Chapter 28

934 44 23
                                    


Saat melihat Qyu terbaring kaku tak bernyawa, aku merasa berada di titik terendah dalam hidupku.

Disaat hatiku mulai tergerak untuk menuntaskan masalahku di masa lalu, justru masa depanku pergi begitu saja. Qyu adalah masa depanku dan sekarang aku tak memiliki masa depan. Hidupku stuck sampai disini.

Sepertinya takdir memang sedang mempermainkanku.

Aku benci takdirku.

Lalu siapa yang harus kusalahkan atas kematian Qyu?
Apa ibu pemilik rumah yang sudah mendapat amanat menjaga Qyu?

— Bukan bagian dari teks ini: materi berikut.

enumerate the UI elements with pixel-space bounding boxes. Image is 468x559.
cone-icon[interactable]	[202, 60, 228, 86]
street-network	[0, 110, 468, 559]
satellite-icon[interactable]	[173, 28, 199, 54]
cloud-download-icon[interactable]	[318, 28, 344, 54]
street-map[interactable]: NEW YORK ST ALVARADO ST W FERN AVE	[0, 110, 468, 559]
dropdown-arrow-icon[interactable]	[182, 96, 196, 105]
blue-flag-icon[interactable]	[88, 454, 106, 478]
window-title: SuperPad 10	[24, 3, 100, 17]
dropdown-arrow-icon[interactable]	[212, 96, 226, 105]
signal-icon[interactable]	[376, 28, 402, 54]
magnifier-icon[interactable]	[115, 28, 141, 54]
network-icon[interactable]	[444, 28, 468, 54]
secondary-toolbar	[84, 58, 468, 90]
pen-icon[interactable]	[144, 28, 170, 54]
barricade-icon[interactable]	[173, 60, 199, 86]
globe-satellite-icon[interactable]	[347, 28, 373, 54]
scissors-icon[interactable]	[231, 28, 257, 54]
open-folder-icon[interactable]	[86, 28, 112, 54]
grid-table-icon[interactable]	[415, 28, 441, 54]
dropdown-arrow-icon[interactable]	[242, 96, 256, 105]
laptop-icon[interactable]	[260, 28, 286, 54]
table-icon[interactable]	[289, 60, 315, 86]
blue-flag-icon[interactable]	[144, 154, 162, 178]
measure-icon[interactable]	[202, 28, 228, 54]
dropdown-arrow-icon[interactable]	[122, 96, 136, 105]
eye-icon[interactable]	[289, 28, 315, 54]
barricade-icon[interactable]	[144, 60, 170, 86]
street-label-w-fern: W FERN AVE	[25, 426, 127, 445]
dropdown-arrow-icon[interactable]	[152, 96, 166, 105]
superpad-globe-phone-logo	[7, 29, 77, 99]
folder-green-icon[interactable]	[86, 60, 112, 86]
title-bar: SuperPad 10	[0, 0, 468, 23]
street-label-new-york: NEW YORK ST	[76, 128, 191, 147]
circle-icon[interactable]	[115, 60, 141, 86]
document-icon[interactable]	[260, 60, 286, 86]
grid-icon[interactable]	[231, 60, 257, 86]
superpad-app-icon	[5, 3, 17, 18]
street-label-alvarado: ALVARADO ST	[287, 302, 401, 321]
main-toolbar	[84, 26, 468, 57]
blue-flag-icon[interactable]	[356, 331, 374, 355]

Tidak. Bahkan tugas ibu itu hanyalah memastikan Qyu tetap aman, makan dan minum. Karena Qyu mati saat dia berjuang melahirkan anaknya dan saat Qyu berjuang aku tak ada disisinya. Jadi, mungkin akulah orang yang paling tepat untuk disalahkan.

Ketika Rei menunjukkanku seekor anak kucing, rasa bersalah itu kembali muncul. Aku tidak ingin melihat anak kucing itu. Aku ingin anak kucing itu menjauh dariku.

Bukan. Bukan karena aku membencinya karena jadi penyebab kematian Qyu.
Demi tuhan aku tidak membenci anak kucing itu, aku hanya belum siap menerima anak kucing itu.

Aku mungkin egois. Saat ini aku membutuhkan orang yang bisa mengerti keadaanku. Dan orang itu hanya Rei.

Dengan penuh pengertian Rei menemani hari-hari tersulitku. Dia menitipkanku di apartemen Angela. Mereka berdua berusaha membantuku bangkit.

Rei dengan caranya sendiri selalu berusaha menghiburku. Angela dengan kemampuannya sebagai seorang psikolog membantuku keluar dari lingkaran keterpurukan ini.

  ***

Kupandangi tumpukan tanah yang ditaburi bunga di depanku. Di bawah tumpukan tanah ini Qyu tertidur untuk selamanya.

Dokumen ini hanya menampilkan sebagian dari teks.